Since being diagnosed my fiance's doctor told him to go gluten free, dairy free, and red meat free. This has allowed to him to lose over 50 pounds within 4 months and has made a world of the difference in how he feels. He also now takes Metanx, daily multivitamin, Vitamin D, and fish oil. We are reading the Wahls Protocol now, she has an amazing Ted Talk about her experience, and all the additional reading we have done suggest a Paleo Diet. The doctor has said he is doing so well that he might be able to lower the dosage of Rebif and eventually go off of it because he is sticking to the diet so well. I highly recommend giving this a try it has given us such a great quality of life.
Ellen Mowry, MD:
One thing that is fairly common when people receive a new diagnosis, is to make a lot of changes at the same time. Your fiancé made three major dietary changes, started four supplements, and started Rebif all at the same time. So, it’s hard to know if all of those particular changes had an impact on his MS. If he had tried two of the modifications would that be better or worse? Maybe it is the gluten-free diet that’s helping him the most? Or maybe it’s actually the Rebif? The goal of Rebif and other disease modifying therapies is to slow down or stop progression, in which case you may see fewer symptoms. While the decision to reduce or terminate a therapy needs to be made by a patient and his or her doctor, you could argue that the Rebif itself may have been a big contributor to his improved health.
It could be that your fiancé’s weight loss is impacting the functioning of his immune system, if he was overweight prior to starting the diet. Recent studies looking at body mass index – a measure of carrying enough, not enough or too much weight – have demonstrated that children or adolescents who are overweight or obese have an increased risk of developing MS. The fat that we carry in our bodies produces a lot of hormones. It makes chemicals that can increase inflammation and impact the immune system. So, fat itself may be an active contributor to the functioning of the immune system in someone whose immune systems isn’t working correctly, perhaps making some of these chemicals or hormones and revving up the immune system in a bad way.
With respect to each of these diets or any of the supplements, there really are very limited data to support any one of them as a definite helper for people with MS. There have been only very small studies of removing gluten from the diet. There has been one observational study – meaning it wasn’t randomized – looking at people who went on a gluten-free diet and they didn’t see any link between the diet and changing MS activity. However, that doesn’t necessarily mean that it won’t be helpful – it just means we need more research.
Unfortunately, the same is true for dairy and red meat: there really just aren’t great data.
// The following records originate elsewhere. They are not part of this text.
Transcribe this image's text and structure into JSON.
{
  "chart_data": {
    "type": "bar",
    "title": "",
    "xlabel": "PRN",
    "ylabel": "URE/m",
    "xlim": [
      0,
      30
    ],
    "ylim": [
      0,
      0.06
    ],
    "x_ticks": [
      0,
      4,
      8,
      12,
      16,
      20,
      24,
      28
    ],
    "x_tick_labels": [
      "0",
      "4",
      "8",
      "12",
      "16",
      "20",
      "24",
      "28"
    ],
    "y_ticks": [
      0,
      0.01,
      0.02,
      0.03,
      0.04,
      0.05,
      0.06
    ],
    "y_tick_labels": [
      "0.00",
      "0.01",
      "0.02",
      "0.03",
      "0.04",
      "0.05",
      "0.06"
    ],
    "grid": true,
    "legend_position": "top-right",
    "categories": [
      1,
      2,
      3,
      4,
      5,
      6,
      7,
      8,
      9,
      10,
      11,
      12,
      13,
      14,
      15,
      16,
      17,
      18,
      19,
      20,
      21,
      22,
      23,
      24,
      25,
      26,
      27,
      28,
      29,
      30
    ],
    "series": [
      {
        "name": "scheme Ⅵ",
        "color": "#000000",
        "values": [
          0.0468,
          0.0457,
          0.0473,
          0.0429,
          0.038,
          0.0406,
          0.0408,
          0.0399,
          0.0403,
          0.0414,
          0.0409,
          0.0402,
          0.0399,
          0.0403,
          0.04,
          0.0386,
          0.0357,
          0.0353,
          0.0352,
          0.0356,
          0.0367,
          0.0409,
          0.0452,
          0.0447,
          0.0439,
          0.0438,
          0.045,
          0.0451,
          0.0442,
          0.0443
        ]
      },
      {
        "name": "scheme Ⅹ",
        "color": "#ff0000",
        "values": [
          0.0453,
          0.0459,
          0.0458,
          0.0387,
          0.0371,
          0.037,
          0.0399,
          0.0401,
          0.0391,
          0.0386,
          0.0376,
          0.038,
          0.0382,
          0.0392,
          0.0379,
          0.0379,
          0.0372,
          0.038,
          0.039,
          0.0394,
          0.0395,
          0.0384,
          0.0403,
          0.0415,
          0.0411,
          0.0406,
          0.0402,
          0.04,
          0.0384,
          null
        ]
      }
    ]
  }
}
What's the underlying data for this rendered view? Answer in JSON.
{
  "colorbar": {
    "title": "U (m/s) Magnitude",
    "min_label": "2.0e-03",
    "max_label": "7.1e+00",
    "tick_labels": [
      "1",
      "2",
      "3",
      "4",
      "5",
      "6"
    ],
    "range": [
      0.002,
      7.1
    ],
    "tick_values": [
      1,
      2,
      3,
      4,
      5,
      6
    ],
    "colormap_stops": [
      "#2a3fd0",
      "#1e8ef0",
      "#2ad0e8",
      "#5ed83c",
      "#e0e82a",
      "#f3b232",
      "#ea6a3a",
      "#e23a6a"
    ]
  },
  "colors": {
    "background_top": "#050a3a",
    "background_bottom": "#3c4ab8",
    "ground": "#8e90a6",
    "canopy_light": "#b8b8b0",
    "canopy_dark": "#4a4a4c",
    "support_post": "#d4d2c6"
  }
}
This answer can be frustrating – and it can be tempting to take matters into your own hands when food and supplements are readily available. However, it’s important to consider that anything you put into your body with the intention of changing your disease or your health is being used like a medication. And so, the same way that approved MS medications have to go through a rigorous research process, including clinical trials, so should diets and supplements. If something has the potential to impact your disease in a positive manner, it also has the potential to do harm. We owe it to people with MS to study promising diet changes or promising supplements really carefully to make sure that when we make recommendations, we’re not contributing to the worsening of the disease.
Denise Nowack, RD:
If you’re concerned about your weight, it’s also important to look at what may be contributing to weight gain or inability to lose weight. Is your diet a contributor? And are your symptoms contributors? Depression can contribute to being overweight. Mobility and activity limitations can contribute to being overweight. Fatigue can be a contributor to being overweight. So just look at where symptoms may play a role and ask the question: when you experience this, how does this impact that way you eat? When you’re tired, what gets in your way of eating well?
A Word About Gluten…
Gluten is the protein component of wheat, rye and barley. Most of us have the ability to easily digest this protein. However in people who may be genetically vulnerable, the protein (gluten) creates an autoimmune reaction resulting in a condition called Celiac Disease. This triggers the body to attack itself inflaming and ultimately destroying the microvilli of the small intestine. Typical symptoms of true celiac disease include chronic diarrhea, fatigue, malabsorption that can lead to risk of osteoporosis due to non-absorption of calcium. This affects about 1% of the population.
Gluten Sensitivity is believed to be a separate non‐immune mediated condition that has similar but less severe symptoms. In gluten sensitivity gluten is an irritant and the body acts to repel this irritant, but does not attack its own tissue. Some people only have a response to wheat but not all grains and that could relate back to an allergic reaction to just wheat.
Scientific studies have shown that celiac disease occurs much more frequently in people with MS than in the general population, leading to speculation that a gluten‐free diet might help relieve MS symptoms. This may be true for those who are truly gluten intolerant, but not the MS population in general. If you are allergic to gluten grains, you will know for sure by observation and testing. Maintaining a detailed nutritional notebook is a great starting tool.